Unnamed: 0,c1,c2,c3,c4
r1,0,1,2,3
r2,4,5,6,7
r3,8,9,10,11


In [6]:
# sum each column of data
# this is a Pandas DataFrame operation
# the axis specification is the same as in numpy
df.sum(axis=0)

c1    12
c2    15
c3    18
c4    21
dtype: int64

The result has 4 values, as there are 4 columns on which the sum operated.

The identifiers for each value are the column names.

In [7]:
# sum each row of data
# this is a Pandas DataFrame operation
# the axis specification is the same as in numpy
df.sum(axis=1)

r1     6
r2    22
r3    38
dtype: int64

The result has 3 values, as there are 3 rows that the sum operation acted on.

The identifiers for each row are the row names.

In [8]:
# verify again that axis works the same way, for sum()
# sum each column of data and compare numpy arrays
X.sum(axis=0) == df.sum(axis=0).values

array([ True,  True,  True,  True])

In [9]:
# verify again that axis works the same way, for sum()
# sum each row of data and compare numpy arrays
X.sum(axis=1) == df.sum(axis=1).values

array([ True,  True,  True])

### Pandas is not consistent about the use of axis specification with 0 and 1

Three operations which use an axis specification inconsistent with the above are:
* DataFrame.dropna()
* DataFrame.drop()
* pd.concat()

In [10]:
# to drop a column, use axis=1 !!
df.drop('c2', axis=1)

Unnamed: 0,c1,c3,c4
r1,0,2,3
r2,4,6,7
r3,8,10,11


In [11]:
# to drop a row, use axis=0 !!
df.drop('r2', axis=0)

Unnamed: 0,c1,c2,c3,c4
r1,0,1,2,3
r3,8,9,10,11


### How to remember which is which
For numpy like operations such as sum(), axis works the same as in numpy.  Axis=0 means to apply the operation to each column of data.  The number of results is the number of columns.  If there is an identifier, the identifier is the name of each column.

For DataFrame structure modification operations, that is operations which modify the number of rows or columns, axis works the opposite.  Axis=0 means to modify the number of rows and axis=1 means to modify the number of columns.

### Pandas DataFrame Alternative Axis Specification

In [12]:
# sum over each row of data
df.sum(axis='columns')

r1     6
r2    22
r3    38
dtype: int64

There are 3 rows of data, so there are 3 results.  The identifier for each sum is the row name of each row. 

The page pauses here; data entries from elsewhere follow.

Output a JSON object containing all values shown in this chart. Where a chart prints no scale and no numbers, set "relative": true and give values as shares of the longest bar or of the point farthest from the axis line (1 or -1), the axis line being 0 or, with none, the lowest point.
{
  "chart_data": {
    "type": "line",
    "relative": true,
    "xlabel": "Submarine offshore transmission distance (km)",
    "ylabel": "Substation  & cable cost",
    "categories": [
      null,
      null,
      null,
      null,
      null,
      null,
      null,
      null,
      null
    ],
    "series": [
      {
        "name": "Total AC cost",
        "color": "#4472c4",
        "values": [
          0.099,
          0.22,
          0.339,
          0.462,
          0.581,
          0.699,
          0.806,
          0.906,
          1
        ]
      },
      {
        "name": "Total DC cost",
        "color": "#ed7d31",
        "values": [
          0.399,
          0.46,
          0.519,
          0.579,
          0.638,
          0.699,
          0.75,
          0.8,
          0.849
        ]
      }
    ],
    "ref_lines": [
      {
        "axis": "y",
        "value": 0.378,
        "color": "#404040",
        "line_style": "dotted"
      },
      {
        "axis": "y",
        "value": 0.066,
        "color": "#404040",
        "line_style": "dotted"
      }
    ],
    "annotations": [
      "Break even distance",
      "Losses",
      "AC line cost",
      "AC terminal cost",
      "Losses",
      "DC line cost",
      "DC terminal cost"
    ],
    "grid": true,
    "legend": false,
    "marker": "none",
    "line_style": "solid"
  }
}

However in the above, we specified axis='columns' in order to get a result for each row. Or as a numpy or Pandas person would say, we sum "across" or "along" columns to produce results for each row.

I find this terminology counter-intuitive and prefer to use axis=1.

In [13]:
df.sum(axis='index')

c1    12
c2    15
c3    18
c4    21
dtype: int64

There are 4 columns of data, so there are 4 results.  The identifier for each sum is the column name of each column.

However in the above, we specified axis='index' in order to get a result for each column. Or as a numpy or Pandas person would say, we sum "across" or "along" each index to produce results for each column.

I find this terminology counter-intuitive and prefer to use axis=0.